I am learning set theory through Charles C.Pinter's textbook. In the book, there are no nice explanation for definition or properties of 'such that'. This is my problem. I tried to solve the problem:
If G, H and J are graphs, $$(H \cup J) \circ G = (H \circ G) \cup (J \circ G)$$
And this is what I tried based on the definition of the book $$\begin{align}&(x,y) \in (H \cup J) \circ G \\ &\Leftrightarrow \exists z \text{ such that } (x,z) \in G \wedge (z,y) \in H \cup J \\ &\Leftrightarrow \exists z \text{ such that } (x,z) \in G \wedge ((z,y) \in H \vee (z,y) \in J) \\ &\Leftrightarrow \exists z \text{ such that }[((x,z) \in G \wedge (z,y) \in H) \vee ((x,z) \in G \wedge (z,y) \in J)] \\ &\Leftrightarrow (??) [\exists z \text{ such that }((x,z) \in G \wedge (z,y) \in H)] \vee [\exists z \text{ such that} ((x,z) \in G \wedge (z,y) \in J)] \\ &\Leftrightarrow (x,y) \in H \circ G \vee (x,y) \in J \circ G \\ &\Leftrightarrow (x,y) \in (H \circ G) \cup (J \circ G) \end{align}$$
However, I think the (??) part is not logically proven.

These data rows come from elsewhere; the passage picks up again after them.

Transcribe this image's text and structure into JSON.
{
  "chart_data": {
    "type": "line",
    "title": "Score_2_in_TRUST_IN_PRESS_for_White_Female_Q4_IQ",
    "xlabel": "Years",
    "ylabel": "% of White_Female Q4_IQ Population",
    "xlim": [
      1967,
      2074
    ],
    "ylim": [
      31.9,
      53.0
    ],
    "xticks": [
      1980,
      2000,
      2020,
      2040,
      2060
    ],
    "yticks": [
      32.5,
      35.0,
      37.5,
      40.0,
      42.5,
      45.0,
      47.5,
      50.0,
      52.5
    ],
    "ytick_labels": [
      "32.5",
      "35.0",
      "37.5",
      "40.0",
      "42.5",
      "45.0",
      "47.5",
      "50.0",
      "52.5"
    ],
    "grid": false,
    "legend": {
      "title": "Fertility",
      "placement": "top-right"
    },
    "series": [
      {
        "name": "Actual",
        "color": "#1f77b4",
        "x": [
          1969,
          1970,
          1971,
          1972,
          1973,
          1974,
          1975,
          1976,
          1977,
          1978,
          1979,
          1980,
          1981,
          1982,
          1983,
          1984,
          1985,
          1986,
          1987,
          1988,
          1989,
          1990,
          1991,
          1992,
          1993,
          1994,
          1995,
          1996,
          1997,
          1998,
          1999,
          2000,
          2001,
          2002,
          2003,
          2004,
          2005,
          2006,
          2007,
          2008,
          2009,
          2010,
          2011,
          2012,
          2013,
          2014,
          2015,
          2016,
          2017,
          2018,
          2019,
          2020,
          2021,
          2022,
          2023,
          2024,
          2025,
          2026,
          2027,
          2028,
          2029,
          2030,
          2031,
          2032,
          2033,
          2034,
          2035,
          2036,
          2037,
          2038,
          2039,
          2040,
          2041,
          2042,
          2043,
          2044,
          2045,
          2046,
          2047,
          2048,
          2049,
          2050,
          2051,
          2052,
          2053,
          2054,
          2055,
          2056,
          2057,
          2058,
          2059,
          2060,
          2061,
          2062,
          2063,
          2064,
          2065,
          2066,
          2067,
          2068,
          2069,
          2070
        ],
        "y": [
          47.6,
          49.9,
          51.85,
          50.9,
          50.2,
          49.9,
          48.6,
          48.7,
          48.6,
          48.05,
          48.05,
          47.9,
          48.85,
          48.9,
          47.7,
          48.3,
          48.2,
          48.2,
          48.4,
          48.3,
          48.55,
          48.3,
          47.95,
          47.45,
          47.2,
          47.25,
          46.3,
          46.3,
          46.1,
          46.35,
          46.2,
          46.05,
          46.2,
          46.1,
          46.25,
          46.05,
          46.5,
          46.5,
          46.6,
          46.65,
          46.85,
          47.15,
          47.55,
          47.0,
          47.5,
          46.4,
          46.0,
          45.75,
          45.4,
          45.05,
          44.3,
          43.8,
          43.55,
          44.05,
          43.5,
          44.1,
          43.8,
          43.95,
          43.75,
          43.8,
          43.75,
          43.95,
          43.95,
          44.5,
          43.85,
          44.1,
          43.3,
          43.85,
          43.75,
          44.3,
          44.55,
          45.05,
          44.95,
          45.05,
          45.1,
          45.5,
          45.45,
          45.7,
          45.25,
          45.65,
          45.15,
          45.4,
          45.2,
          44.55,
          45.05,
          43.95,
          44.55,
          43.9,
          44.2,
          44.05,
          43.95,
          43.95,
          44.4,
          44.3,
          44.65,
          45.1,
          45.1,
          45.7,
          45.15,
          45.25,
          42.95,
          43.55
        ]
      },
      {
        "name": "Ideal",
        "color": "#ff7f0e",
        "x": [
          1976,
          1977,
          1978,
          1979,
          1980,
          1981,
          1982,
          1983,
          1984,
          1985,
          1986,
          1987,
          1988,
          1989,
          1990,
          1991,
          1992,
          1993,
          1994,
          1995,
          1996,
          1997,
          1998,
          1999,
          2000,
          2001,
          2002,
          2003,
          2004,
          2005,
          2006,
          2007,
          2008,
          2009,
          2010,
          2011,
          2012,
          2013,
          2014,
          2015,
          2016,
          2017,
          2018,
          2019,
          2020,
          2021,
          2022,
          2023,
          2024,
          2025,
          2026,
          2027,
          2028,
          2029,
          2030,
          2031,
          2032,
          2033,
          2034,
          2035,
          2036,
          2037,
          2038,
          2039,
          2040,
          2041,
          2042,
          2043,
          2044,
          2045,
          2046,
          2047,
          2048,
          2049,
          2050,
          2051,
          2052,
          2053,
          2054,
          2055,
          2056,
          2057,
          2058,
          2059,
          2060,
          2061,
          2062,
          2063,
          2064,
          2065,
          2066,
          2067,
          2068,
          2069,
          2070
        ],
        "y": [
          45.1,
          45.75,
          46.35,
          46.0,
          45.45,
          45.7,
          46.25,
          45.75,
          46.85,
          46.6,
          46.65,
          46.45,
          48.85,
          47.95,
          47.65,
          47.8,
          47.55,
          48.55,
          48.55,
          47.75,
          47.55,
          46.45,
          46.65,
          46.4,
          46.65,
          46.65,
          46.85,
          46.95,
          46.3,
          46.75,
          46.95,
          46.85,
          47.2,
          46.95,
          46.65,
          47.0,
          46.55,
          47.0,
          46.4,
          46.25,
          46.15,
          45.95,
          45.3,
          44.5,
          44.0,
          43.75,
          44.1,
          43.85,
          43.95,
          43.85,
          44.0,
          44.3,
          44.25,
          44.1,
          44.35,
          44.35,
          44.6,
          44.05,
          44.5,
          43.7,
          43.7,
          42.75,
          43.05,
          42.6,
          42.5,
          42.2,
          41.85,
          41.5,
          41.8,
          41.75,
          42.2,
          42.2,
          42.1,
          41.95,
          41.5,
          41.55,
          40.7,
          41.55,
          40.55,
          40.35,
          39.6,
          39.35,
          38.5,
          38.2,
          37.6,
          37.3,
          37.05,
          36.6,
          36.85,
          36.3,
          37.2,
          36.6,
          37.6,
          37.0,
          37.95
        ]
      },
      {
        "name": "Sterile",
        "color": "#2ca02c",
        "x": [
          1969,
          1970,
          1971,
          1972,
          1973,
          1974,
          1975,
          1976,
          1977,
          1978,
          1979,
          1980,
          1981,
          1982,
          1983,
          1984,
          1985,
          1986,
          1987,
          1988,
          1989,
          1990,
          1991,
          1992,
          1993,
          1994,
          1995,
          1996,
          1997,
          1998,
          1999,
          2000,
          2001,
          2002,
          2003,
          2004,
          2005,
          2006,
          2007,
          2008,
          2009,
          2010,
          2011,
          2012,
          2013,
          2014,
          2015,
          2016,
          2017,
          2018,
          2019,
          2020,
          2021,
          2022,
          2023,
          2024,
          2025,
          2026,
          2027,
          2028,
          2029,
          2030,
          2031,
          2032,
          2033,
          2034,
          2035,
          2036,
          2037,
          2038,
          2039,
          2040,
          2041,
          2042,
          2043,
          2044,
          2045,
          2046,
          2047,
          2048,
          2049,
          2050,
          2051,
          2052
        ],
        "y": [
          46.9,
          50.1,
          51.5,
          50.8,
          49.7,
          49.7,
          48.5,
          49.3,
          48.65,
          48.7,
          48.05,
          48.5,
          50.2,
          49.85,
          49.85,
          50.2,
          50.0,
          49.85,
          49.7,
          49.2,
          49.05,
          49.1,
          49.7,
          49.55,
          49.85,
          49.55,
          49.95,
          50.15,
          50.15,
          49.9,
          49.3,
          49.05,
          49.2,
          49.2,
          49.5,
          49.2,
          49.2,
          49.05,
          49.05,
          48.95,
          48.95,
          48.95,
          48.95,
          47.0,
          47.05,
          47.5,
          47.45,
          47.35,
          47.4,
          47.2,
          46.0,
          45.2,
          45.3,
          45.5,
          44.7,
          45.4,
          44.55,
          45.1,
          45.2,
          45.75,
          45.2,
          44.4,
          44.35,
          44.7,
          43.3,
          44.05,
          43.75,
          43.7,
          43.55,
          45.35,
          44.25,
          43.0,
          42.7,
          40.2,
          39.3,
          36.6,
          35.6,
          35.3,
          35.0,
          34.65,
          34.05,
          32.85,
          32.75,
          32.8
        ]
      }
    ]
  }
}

If the statement was made of $\wedge$ instead of $\vee$, then intuitively such that is not distributive! $$(\exists z \text{ such that }[((x,z) \in G \wedge (z,y) \in H) \vee ((x,z) \in G \wedge (z,y) \in J)]$$ this is not distributive for 'such that', intuitively) How should I solve this problem and interpret the answer?